Update: On 9 May 2017, Florida Governor Rick Scott signed a bill that will provide extra funds to create a water storage reservoir south of Lake Okeechobee. The new law allows the state to borrow $800 million to cover Florida's half of the estimated $1.6 billion cost of the state-federal project.

A bill to construct a reservoir south of Lake Okeechobee in Florida has passed both the Florida House and Senate. Thousands of Floridians have been active in trying to find a solution to ongoing polluted discharges of water from Lake Okeechobee east and west to the Indian River Lagoon and the Caloosahatchee River.

These discharges have killed marine life and turned once thriving estuaries into havens for toxic algae. Learn more about the algal blooms in the September 2016 issue of ECO.

Under Senate Bill 10 (SB 10), the new reservoir will store excess water from the Lake and clean it before sending it south to aid the Everglades and Florida Bay.

Darrel Brand of the Rivers Coalition, a non-profit group aiming to stop pollution of the St. Lucie River and Indian River Lagoon told ECO, “The Rivers Coalition mission statement is to stop the discharges. Sending treated water south is the only solution that accomplishes that mission.”

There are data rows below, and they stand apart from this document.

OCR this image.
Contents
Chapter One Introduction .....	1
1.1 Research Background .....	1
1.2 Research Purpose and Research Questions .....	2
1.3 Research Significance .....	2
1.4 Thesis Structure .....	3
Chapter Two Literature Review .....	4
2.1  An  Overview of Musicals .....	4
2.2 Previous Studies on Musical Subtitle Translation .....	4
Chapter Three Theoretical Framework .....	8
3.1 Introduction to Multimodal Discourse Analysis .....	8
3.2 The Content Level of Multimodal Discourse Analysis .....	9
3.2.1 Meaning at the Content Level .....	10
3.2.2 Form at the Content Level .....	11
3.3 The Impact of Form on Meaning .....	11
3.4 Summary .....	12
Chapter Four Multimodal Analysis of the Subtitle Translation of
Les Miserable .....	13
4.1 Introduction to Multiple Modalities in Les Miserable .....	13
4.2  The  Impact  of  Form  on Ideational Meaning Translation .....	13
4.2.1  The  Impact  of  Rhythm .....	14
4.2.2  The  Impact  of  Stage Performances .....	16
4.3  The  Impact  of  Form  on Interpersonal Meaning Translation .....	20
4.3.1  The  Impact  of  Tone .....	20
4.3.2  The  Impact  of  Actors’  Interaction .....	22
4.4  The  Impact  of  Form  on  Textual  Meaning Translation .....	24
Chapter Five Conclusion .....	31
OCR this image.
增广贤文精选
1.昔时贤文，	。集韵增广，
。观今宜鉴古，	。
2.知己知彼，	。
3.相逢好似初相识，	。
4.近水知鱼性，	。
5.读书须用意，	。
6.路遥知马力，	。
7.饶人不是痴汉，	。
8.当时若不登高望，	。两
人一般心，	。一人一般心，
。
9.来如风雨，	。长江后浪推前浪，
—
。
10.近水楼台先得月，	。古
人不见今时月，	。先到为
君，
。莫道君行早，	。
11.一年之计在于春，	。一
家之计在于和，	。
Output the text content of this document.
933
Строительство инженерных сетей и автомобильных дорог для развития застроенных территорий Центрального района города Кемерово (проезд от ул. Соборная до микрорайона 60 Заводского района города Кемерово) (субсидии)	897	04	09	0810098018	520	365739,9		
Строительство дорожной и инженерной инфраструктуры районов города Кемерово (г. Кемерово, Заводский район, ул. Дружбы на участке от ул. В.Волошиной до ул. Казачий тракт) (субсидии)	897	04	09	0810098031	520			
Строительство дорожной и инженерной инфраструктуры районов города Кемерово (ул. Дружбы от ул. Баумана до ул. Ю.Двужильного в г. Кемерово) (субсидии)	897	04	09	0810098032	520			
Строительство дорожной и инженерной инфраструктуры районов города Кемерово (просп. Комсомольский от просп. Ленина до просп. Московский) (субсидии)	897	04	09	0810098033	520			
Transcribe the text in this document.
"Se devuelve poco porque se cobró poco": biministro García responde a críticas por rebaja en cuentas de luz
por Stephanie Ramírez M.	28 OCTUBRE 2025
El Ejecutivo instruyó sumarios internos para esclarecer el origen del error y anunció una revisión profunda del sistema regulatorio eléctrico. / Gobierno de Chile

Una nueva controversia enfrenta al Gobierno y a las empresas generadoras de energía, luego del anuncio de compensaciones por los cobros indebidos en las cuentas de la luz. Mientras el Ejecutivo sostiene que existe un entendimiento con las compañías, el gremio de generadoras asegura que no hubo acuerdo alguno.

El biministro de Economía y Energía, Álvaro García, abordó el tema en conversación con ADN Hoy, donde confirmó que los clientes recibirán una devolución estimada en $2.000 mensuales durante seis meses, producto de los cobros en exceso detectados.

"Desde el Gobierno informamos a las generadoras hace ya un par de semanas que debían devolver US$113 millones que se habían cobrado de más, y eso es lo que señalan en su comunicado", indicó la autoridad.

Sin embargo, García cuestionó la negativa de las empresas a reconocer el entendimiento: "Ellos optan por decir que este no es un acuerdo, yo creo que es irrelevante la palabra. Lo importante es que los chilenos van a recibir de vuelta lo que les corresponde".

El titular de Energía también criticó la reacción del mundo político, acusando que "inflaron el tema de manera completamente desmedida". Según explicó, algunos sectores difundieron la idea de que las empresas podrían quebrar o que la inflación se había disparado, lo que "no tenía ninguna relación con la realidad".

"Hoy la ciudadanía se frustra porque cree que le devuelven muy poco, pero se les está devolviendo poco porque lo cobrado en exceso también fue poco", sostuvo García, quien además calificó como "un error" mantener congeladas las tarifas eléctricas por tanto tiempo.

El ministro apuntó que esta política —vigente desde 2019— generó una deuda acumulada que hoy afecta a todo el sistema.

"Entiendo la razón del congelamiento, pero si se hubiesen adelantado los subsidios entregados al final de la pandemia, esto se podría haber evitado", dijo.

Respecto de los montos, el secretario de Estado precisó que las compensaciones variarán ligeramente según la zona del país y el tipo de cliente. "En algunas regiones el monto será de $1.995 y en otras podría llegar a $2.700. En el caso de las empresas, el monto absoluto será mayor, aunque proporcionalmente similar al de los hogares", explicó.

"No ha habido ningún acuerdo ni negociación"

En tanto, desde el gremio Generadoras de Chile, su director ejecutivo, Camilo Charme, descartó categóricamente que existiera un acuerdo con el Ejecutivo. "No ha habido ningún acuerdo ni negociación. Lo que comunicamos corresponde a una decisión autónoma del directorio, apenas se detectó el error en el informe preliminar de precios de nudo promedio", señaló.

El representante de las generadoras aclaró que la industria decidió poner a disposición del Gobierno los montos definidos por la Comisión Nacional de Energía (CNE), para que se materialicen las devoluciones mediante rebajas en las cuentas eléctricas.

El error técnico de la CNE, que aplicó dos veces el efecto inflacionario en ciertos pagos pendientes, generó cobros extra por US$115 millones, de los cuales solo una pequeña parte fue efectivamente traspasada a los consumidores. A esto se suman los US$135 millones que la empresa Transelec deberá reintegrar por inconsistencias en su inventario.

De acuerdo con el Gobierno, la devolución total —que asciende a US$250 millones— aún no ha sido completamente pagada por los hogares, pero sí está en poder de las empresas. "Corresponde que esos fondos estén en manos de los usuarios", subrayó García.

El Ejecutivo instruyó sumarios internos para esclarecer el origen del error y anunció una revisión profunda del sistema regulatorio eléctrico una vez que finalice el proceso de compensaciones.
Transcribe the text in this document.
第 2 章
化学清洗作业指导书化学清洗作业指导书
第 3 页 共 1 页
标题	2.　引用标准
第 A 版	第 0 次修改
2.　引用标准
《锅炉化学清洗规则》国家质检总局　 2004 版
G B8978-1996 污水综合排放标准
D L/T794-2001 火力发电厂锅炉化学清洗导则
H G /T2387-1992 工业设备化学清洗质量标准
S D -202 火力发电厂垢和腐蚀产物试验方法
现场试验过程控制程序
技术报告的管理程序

Brand added that after many years of petitions, lawsuits, letter writing campaigns and protests, this is the first bill to come through the Florida legislature. He credited the hard work of grassroots citizens with making it happen.

At the Greater Everglades Ecosystem Restoration Conference, held April 17-20 in Coral Springs Florida, while discussing a recent seagrass die-off in Florida Bay, Dr. Chris Kelble, Deputy Director, Ocean Chemistry and Ecosystems Division for NOAA, stated that the best long-term solution to cyclical seagrass-killing conditions in the Bay would be to increase the flow of freshwater south from the Everglades, something this bill aims to accomplish.

The new flow will also serve to rehydrate the Biscayne Aquifer upon which one-third of Floridians depend upon for drinking water. Learn more about this in the April 2017 issue of ECO.

“SB 10 will facilitate moving treated water south into the Everglades where it belongs,” said Manley Fuller, Florida Wildlife Federation President. Florida Wildlife Federation and its allies worked with many Senators and Representatives on this bill as it moved through the Session.

SB 10 now awaits the signature of Governor Rick Scott.